Let me explain. It was a quiet night at 123 when Leo, who I didn’t know at the time, sat in for a few tunes – a pianist myself, I always enjoy hearing a fellow tickler show his stuff. What he played was perfect for that moment: intimate, a little bluesy, elegant without being stuffy. To be honest, he sounds completely different on Cocktail Jazz, but what he’s playing is entirely right for this disc. His sound is big but never insensitive, his chords are full and expressive, his rhythm swings in an understated way, all of which serves to discover and showcase what makes each of these songs a classic.
Most impressive is Leo’s fidelity to the melody. Too many pianists – I’m guilty of this myself – stray too far from the tune as they stretch through their improvisations. Leo takes a more compositional approach: He plays the way the great writers write, with insight into how to shade the rise and fall of each passage. Maybe that comes from knowing his way around the real classics, as his rendition of Barber’s “Dreamboat” suggests. More likely it’s just something he was born with and has had the good judgment to nurture.

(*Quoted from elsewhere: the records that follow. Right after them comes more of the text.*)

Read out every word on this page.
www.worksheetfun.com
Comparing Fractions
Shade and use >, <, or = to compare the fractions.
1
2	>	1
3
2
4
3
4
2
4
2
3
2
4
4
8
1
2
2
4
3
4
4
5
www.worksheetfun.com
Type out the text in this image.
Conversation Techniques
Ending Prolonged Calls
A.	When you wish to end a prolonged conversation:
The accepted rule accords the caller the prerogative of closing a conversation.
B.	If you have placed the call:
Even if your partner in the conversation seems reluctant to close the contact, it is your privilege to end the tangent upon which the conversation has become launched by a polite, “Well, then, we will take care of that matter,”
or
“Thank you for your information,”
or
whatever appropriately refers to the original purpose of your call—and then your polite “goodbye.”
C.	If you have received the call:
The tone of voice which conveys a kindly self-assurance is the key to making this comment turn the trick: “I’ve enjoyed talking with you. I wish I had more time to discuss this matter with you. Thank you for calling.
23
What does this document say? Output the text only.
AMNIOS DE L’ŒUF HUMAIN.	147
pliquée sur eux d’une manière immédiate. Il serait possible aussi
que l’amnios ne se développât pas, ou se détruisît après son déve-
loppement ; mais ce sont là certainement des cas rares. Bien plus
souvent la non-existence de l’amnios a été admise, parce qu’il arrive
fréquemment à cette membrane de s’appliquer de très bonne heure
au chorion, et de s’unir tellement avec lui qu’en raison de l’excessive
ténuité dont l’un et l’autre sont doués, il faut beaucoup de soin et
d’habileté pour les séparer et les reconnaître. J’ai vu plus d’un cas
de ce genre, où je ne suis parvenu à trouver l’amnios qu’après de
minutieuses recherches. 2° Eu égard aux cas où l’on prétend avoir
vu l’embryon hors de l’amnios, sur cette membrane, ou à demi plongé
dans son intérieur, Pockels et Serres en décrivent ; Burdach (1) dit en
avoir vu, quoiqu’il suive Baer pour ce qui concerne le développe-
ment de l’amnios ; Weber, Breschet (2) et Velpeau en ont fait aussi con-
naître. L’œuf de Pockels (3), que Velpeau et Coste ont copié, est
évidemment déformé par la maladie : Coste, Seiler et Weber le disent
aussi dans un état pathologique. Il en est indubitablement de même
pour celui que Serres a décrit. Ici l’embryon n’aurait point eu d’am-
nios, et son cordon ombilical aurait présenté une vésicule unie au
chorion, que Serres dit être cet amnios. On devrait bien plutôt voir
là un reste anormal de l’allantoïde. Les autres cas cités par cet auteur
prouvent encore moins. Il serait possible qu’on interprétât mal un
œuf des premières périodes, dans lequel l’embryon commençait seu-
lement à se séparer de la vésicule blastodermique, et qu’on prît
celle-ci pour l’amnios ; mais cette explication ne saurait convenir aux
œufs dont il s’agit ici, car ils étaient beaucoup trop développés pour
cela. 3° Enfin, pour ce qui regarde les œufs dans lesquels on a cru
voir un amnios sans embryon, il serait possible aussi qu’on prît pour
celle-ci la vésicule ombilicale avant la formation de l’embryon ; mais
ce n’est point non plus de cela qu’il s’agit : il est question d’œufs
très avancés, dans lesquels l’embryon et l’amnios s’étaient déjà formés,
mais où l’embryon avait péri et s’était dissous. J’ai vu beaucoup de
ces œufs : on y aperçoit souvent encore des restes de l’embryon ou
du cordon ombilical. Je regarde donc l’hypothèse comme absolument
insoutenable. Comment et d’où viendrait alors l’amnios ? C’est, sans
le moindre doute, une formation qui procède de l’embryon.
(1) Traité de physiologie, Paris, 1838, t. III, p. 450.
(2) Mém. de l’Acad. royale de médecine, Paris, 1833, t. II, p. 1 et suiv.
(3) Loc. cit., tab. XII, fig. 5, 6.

I’ve heard Leo in other settings since that night at Café 123, from elegant and intimate to boisterous, even rowdy. No matter where he plays, he sounds right at home. And on Cocktail Jazz he plays for your home too, wherever that may be. From ragtime to the contemporary romanticism of Cats, he handles it all throughout this disc with class and style.
He plays the room, in other words. And no matter the time, place, or occasion, there’s room for Cocktail Jazz.